(开头段落)
清晨六点的闹钟总会准时响起,我迷迷糊糊抬手关掉它时,总能看到厨房的暖黄灯光从门缝里漏出来。爸爸系着褪色的蓝围裙,在氤氲的水汽中弓着腰切葱花,晨光勾勒出他鬓角新添的几根银丝。这个动作他重复了二十三年,从高中住校开始,直到现在我离家求学。
(工作场景)
在建筑工地当测量员的爸爸,常年穿着沾满水泥点的深灰工装。记得去年台风天抢修地铁,他裹着塑料布在基坑里连续工作十八小时,安全帽里的积水顺着下巴滴进眼睛。
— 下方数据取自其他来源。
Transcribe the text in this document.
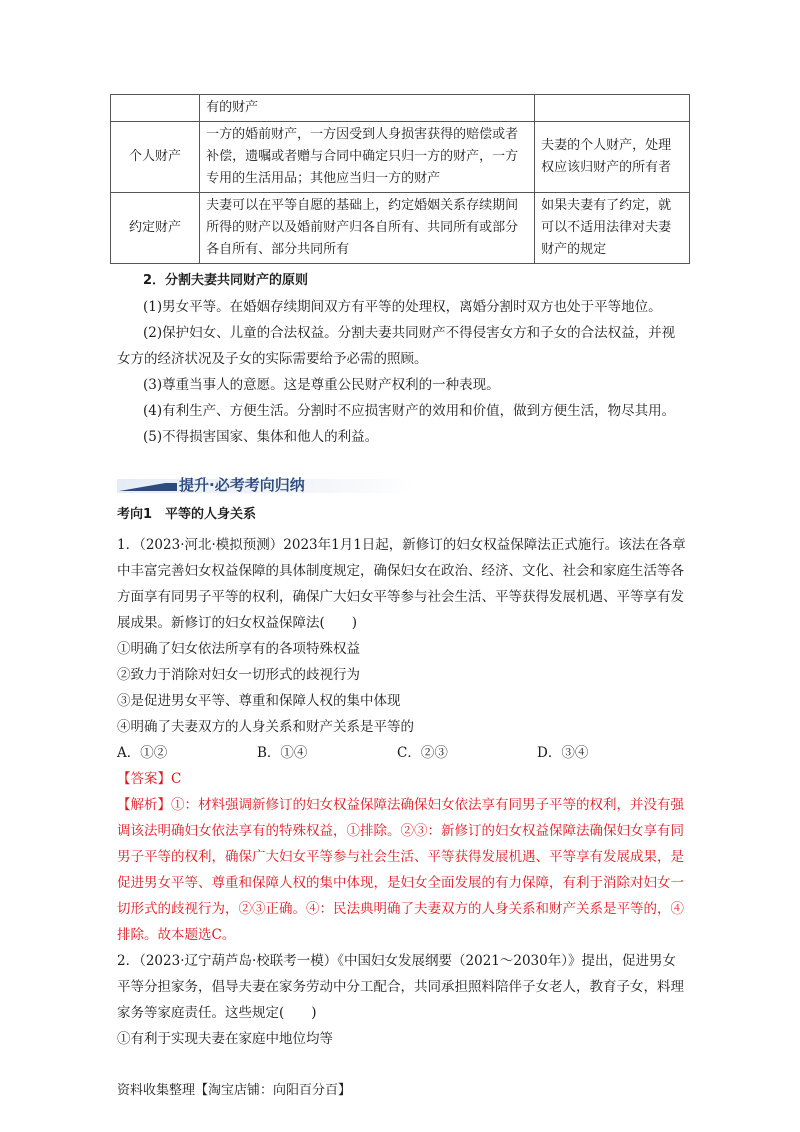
	有的财产	
个人财产	一方的婚前财产，一方因受到人身损害获得的赔偿或者补偿，遗嘱或者赠与合同中确定只归一方的财产，一方专用的生活用品；其他应当归一方的财产	夫妻的个人财产，处理权应该归财产的所有者
约定财产	夫妻可以在平等自愿的基础上，约定婚姻关系存续期间所得的财产以及婚前财产归各自所有、共同所有或部分各自所有、部分共同所有	如果夫妻有了约定，就可以不适用法律对夫妻财产的规定
2．分割夫妻共同财产的原则
(1)男女平等。在婚姻存续期间双方有平等的处理权，离婚分割时双方也处于平等地位。
(2)保护妇女、儿童的合法权益。分割夫妻共同财产不得侵害女方和子女的合法权益，并视女方的经济状况及子女的实际需要给予必需的照顾。
(3)尊重当事人的意愿。这是尊重公民财产权利的一种表现。
(4)有利生产、方便生活。分割时不应损害财产的效用和价值，做到方便生活，物尽其用。
(5)不得损害国家、集体和他人的利益。
提升·必考考向归纳
考向1　平等的人身关系
1．（2023·河北·模拟预测）2023年1月1日起，新修订的妇女权益保障法正式施行。该法在各章中丰富完善妇女权益保障的具体制度规定，确保妇女在政治、经济、文化、社会和家庭生活等各方面享有同男子平等的权利，确保广大妇女平等参与社会生活、平等获得发展机遇、平等享有发展成果。新修订的妇女权益保障法(　　)
①明确了妇女依法所享有的各项特殊权益
②致力于消除对妇女一切形式的歧视行为
③是促进男女平等、尊重和保障人权的集中体现
④明确了夫妻双方的人身关系和财产关系是平等的
A．①②	B．①④	C．②③	D．③④
【答案】C
【解析】①：材料强调新修订的妇女权益保障法确保妇女依法享有同男子平等的权利，并没有强调该法明确妇女依法享有的特殊权益，①排除。②③：新修订的妇女权益保障法确保妇女享有同男子平等的权利，确保广大妇女平等参与社会生活、平等获得发展机遇、平等享有发展成果，是促进男女平等、尊重和保障人权的集中体现，是妇女全面发展的有力保障，有利于消除对妇女一切形式的歧视行为，②③正确。④：民法典明确了夫妻双方的人身关系和财产关系是平等的，④排除。故本题选C。
2．（2023·辽宁葫芦岛·校联考一模）《中国妇女发展纲要（2021～2030年）》提出，促进男女平等分担家务，倡导夫妻在家务劳动中分工配合，共同承担照料陪伴子女老人，教育子女，料理家务等家庭责任。这些规定(　　)
①有利于实现夫妻在家庭中地位均等
资料收集整理【淘宝店铺：向阳百分百】
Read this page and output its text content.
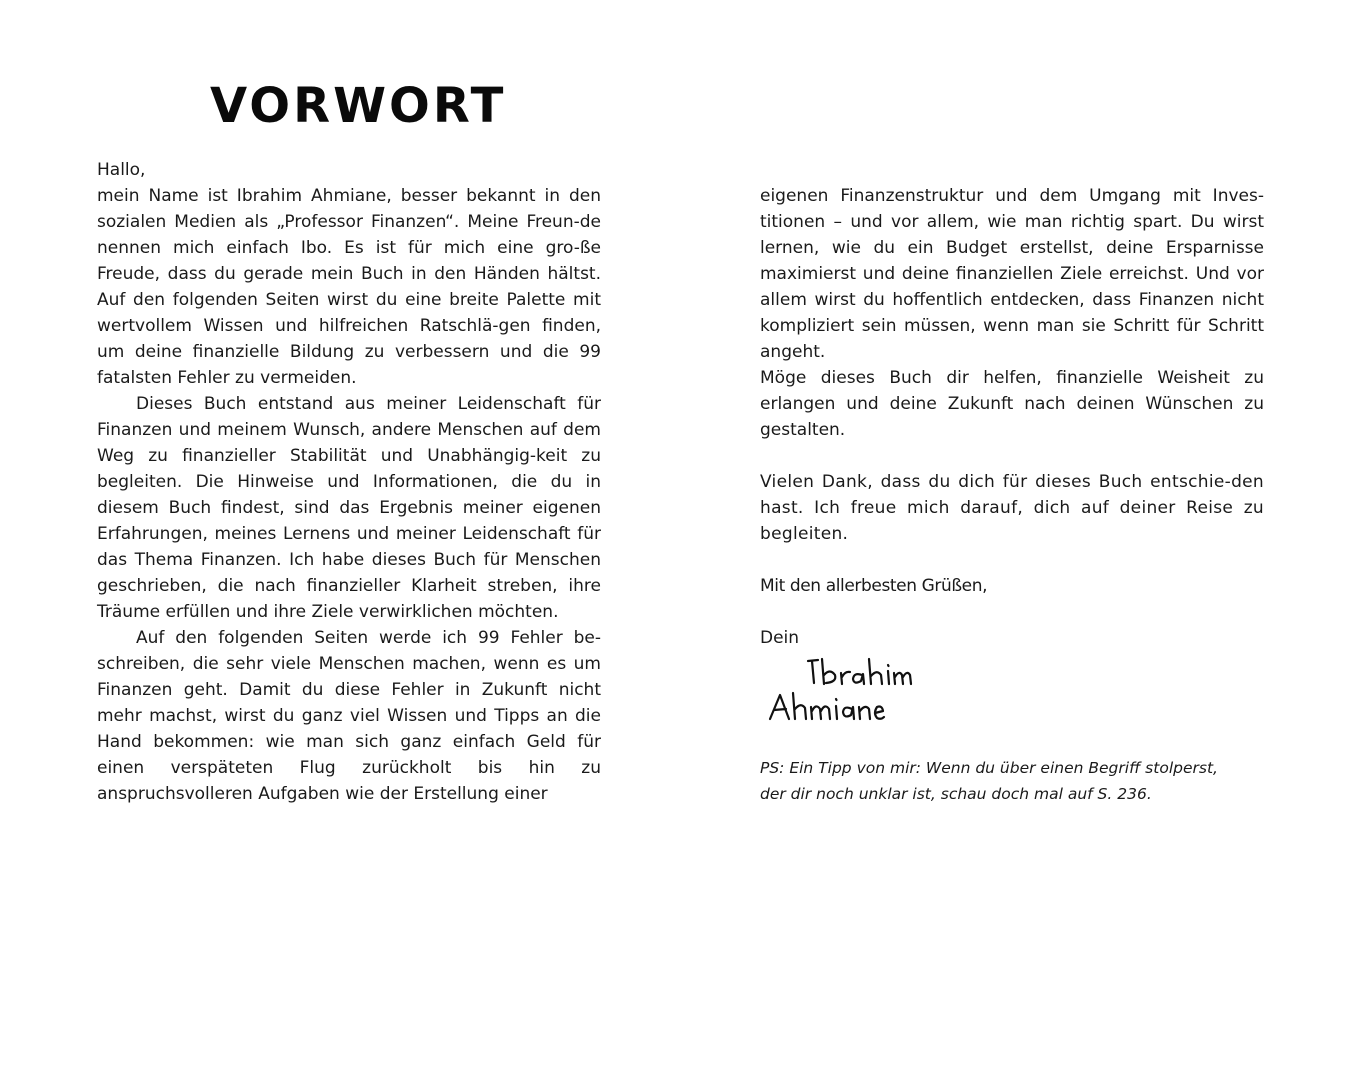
VORWORT

Hallo,

mein Name ist Ibrahim Ahmiane, besser bekannt in den sozialen Medien als „Professor Finanzen“. Meine Freun-de nennen mich einfach Ibo. Es ist für mich eine gro-ße Freude, dass du gerade mein Buch in den Händen hältst. Auf den folgenden Seiten wirst du eine breite Palette mit wertvollem Wissen und hilfreichen Ratschlä-gen finden, um deine finanzielle Bildung zu verbessern und die 99 fatalsten Fehler zu vermeiden.

Dieses Buch entstand aus meiner Leidenschaft für Finanzen und meinem Wunsch, andere Menschen auf dem Weg zu finanzieller Stabilität und Unabhängig-keit zu begleiten. Die Hinweise und Informationen, die du in diesem Buch findest, sind das Ergebnis meiner eigenen Erfahrungen, meines Lernens und meiner Leidenschaft für das Thema Finanzen. Ich habe dieses Buch für Menschen geschrieben, die nach finanzieller Klarheit streben, ihre Träume erfüllen und ihre Ziele verwirklichen möchten.

Auf den folgenden Seiten werde ich 99 Fehler be-schreiben, die sehr viele Menschen machen, wenn es um Finanzen geht. Damit du diese Fehler in Zukunft nicht mehr machst, wirst du ganz viel Wissen und Tipps an die Hand bekommen: wie man sich ganz einfach Geld für einen verspäteten Flug zurückholt bis hin zu anspruchsvolleren Aufgaben wie der Erstellung einer

eigenen Finanzenstruktur und dem Umgang mit Inves-titionen – und vor allem, wie man richtig spart. Du wirst lernen, wie du ein Budget erstellst, deine Ersparnisse maximierst und deine finanziellen Ziele erreichst. Und vor allem wirst du hoffentlich entdecken, dass Finanzen nicht kompliziert sein müssen, wenn man sie Schritt für Schritt angeht.

Möge dieses Buch dir helfen, finanzielle Weisheit zu erlangen und deine Zukunft nach deinen Wünschen zu gestalten.

Vielen Dank, dass du dich für dieses Buch entschie-den hast. Ich freue mich darauf, dich auf deiner Reise zu begleiten.

Mit den allerbesten Grüßen,

Dein

PS: Ein Tipp von mir: Wenn du über einen Begriff stolperst,

der dir noch unklar ist, schau doch mal auf S. 236.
凌晨三点我发高烧,他踩着满地水洼冲进急诊室,工装裤脚还在往下滴水。护士说:"这位爸爸的工牌都结冰了。"后来我才知道,那天他本该在家照顾摔伤的腿。
(爱好与教育)
周末的傍晚总会有琴声从客厅飘来。爸爸的电子琴按键上贴着歪歪扭扭的便利贴,记录着他自创的曲谱。他教我用建筑制图方法设计乐谱,把几何图形和音符排列成星空图谱。有次我数学考砸了,他带我去工地看脚手架结构,指着三角形支撑架说:"你看,就像解题要找关键支点。"现在我的错题本扉页还贴着他手绘的支撑架简图。
(生病时的关怀)
去年冬天爸爸突发心梗住院,我第一次发现他不再像超人。监护仪的红光映着他苍白的脸,插满管子的手握着我画的歪扭肖像。他总在深夜轻声哼唱我幼年学会的《小星星》,说这样能让我安心。出院那天他拄着拐杖在走廊练习走路,夕阳把他的影子拉得很长,像根即将断裂的钢筋。
(结尾段落)
前些天收拾行李准备去南方实习,在工具箱底发现个铁盒。里面整整齐齐码着泛黄的纸条:2010.9.15,女儿数学考了92分;2018.3.8,学会骑自行车;2021.12.7,第一次独立完成项目。每张纸条背面都画着简陋的奖状图案。合上铁盒时,金属扣的"咔嗒"声让我想起那些被水泥浸透的岁月。原来父爱从来不是惊涛骇浪,而是默默浇筑在生活地基里的钢筋,看似沉默,却撑起了整个世界。